Irresponsabilité
Ce Premier ministre aux allures de clerc de notaire balzacien a même affirmé que c’était un choix fort « d’électrifier la France pour la rendre indépendante ». Sans doute lui a-t-il échappé que ce choix avait été fait par le général de Gaulle, qui déclarait, en 1963, année de la mise en service de la première centrale nucléaire à Chinon : « Cette puissance nucléaire, comme on dit, est liée directement à l’énergie nucléaire elle-même, qui est, comme vous le savez tous, le fond de l’activité de demain. » Privés du gaz et du pétrole algériens, il nous fallait un programme nucléaire fort. Programme poursuivi par Georges Pompidou, puis Valéry Giscard d’Estaing avec le plan Messmer.
C’est avec l’avènement de Mitterrand au pouvoir que l’irresponsabilité et la cécité triomphent : « J’entends terminer les centrales nucléaires en construction et je n’entends pas mettre en œuvre celles qui ne le sont pas », déclare-t-il, en 1981, pour se démarquer de son adversaire. Voilà qui annonçait la décision désastreuse de François Hollande de 2012 : « Réduire la part du nucléaire est une nécessité. Je propose qu’à l’horizon 2025, nous ayons diminué de 75 % à un peu plus de 50 % la part du nucléaire. » Tout cela pour obtenir le soutien des Verts, au mépris des intérêts vitaux de la France. Un véritable crime de haute trahison économique qui entraîna la fermeture de la centrale de Fessenheim. En 2018, Emmanuel Macron, lors de la présentation de la programmation pluriannuelle de l’énergie, prônait l’arrêt de 12 réacteurs, en plus des deux de Fessenheim, à l’horizon 2035. Si tous ces gens étaient des comiques troupiers, cela prêterait peut-être à rire, mais ils ont été, ou sont encore, président de la République française ! Dans un pays normal, plus personne n’écouterait ni l’actuel Président, ni l’ancien redevenu député. Mais il faut encore les subir alors qu’il conviendrait, pour le bien de la France et des Français, de les chasser de toute responsabilité politique, puisqu’ils ont fait amplement preuve de leur irresponsabilité.

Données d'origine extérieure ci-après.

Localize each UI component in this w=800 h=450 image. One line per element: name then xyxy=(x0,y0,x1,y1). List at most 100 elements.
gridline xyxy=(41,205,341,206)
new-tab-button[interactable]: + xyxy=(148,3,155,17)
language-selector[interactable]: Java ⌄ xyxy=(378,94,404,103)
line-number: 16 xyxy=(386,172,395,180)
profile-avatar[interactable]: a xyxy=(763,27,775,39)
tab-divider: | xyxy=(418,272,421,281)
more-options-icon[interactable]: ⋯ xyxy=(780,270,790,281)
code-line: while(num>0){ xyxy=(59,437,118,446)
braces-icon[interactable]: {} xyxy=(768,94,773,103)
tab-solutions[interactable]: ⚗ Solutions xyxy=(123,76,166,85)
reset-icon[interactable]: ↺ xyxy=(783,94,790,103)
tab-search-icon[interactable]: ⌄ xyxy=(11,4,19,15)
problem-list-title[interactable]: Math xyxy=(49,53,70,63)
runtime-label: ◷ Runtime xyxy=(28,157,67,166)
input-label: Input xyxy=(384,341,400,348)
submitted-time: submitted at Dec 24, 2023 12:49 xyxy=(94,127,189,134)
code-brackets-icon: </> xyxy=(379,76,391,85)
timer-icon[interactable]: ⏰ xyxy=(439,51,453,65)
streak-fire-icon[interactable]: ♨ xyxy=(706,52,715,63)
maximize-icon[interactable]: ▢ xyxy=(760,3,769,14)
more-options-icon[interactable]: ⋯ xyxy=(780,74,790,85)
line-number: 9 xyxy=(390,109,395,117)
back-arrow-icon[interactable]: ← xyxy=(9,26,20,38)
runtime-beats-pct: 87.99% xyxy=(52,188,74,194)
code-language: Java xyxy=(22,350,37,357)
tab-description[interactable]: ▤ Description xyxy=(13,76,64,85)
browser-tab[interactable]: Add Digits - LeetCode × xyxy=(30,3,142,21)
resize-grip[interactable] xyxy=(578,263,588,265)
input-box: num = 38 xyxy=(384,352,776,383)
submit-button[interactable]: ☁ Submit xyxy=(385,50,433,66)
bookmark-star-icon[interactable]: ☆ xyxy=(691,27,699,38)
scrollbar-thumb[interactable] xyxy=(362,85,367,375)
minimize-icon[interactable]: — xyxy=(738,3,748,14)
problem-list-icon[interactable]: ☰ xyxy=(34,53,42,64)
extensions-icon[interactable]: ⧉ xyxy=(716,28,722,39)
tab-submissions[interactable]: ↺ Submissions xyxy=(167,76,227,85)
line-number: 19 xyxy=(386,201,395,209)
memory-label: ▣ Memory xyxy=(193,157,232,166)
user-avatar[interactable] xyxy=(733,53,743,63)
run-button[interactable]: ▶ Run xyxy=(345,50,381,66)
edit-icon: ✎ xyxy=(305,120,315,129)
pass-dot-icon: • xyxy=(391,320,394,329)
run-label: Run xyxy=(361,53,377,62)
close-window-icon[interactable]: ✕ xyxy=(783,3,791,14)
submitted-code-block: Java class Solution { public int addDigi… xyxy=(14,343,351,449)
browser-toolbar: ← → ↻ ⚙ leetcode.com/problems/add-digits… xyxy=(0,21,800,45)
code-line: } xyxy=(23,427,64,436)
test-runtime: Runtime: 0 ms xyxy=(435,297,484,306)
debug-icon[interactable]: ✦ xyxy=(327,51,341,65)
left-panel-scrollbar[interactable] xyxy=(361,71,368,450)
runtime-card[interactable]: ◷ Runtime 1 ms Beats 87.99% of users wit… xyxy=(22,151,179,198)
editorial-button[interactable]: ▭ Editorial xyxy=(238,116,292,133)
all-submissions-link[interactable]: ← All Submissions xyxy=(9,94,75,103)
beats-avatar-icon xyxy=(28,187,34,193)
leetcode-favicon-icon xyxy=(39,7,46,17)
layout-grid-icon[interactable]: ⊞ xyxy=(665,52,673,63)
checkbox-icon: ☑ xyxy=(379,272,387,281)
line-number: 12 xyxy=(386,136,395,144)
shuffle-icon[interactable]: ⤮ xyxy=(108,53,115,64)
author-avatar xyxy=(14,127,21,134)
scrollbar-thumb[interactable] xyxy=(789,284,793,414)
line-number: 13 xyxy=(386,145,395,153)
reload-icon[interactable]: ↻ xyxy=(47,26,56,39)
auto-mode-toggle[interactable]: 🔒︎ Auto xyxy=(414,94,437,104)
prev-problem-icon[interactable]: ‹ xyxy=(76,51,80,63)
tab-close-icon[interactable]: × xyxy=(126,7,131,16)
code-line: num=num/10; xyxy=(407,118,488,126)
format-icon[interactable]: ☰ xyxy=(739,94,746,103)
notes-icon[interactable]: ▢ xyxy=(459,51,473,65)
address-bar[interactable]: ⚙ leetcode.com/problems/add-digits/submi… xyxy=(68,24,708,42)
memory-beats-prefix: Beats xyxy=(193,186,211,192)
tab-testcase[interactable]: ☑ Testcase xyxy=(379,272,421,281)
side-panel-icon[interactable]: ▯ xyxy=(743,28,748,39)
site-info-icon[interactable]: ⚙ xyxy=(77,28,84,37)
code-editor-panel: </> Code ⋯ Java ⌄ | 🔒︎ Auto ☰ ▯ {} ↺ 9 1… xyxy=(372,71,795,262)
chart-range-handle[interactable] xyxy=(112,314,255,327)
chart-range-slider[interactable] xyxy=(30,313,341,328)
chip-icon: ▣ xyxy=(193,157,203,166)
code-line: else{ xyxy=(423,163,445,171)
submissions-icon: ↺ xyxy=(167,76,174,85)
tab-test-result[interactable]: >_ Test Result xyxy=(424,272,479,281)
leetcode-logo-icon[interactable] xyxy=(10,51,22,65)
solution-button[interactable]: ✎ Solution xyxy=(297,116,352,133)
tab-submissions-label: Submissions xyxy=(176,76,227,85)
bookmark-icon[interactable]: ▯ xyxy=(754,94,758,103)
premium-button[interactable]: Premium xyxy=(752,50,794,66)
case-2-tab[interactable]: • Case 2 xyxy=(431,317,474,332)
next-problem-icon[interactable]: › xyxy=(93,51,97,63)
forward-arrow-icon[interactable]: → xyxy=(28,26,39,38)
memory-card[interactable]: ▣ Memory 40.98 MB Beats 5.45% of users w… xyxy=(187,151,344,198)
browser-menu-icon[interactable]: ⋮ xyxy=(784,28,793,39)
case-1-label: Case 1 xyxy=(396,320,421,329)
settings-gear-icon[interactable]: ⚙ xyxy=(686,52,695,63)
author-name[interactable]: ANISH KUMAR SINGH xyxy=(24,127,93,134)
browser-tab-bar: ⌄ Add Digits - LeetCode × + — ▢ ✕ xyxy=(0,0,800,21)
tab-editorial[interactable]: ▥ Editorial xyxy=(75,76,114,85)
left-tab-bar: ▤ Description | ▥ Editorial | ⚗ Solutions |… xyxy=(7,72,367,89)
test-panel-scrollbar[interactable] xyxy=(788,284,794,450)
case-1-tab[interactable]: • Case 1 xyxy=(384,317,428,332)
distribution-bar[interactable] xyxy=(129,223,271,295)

Où est notre souveraineté ?
Et voici donc notre Premier ministre qui redécouvre les vertus de l’indépendance énergétique et ose affirmer : « La souveraineté ne se découpe pas. C’est un tout. Elle est énergétique. Elle est industrielle. Elle est militaire. » Or, il appartient à cette nomenklatura, qui ne cesse depuis des décennies de découper la souveraineté française, de la mettre en pièces au profit de l’empire ubuesque de l’Union européenne. Mais où est donc notre souveraineté énergétique quand l’UE nous impose l’objectif de 42,5 % d’énergies renouvelables, ce qui nous vaut le massacre de nos paysages marins et terrestres par des moulins à vent à l’efficacité énergétique faible, à la production intermittente et aux coûts prohibitifs ? Mais où donc est cette souveraineté quand l’UE veut contraindre EDF à ouvrir à la concurrence les concessions des barrages hydroélectriques, alors que ceux-ci sont amortis, rentables et que leur production est prédictible et pilotable ? Et, à défaut, obliger EDF à vendre entre un quart et un tiers de sa production hydroélectrique à ses concurrents, à l’image de ce qui s’est fait avec l’énergie nucléaire ? Mais où est donc la souveraineté énergétique de la France quand la Commission ouvre « une enquête approfondie » au nom de la concurrence et du contrôle des « aides d’État » sur le programme EPR2 qui prévoit la construction de six nouveaux réacteurs de fortes puissances sur trois sites. De qui le Premier ministre se moque-t-il ?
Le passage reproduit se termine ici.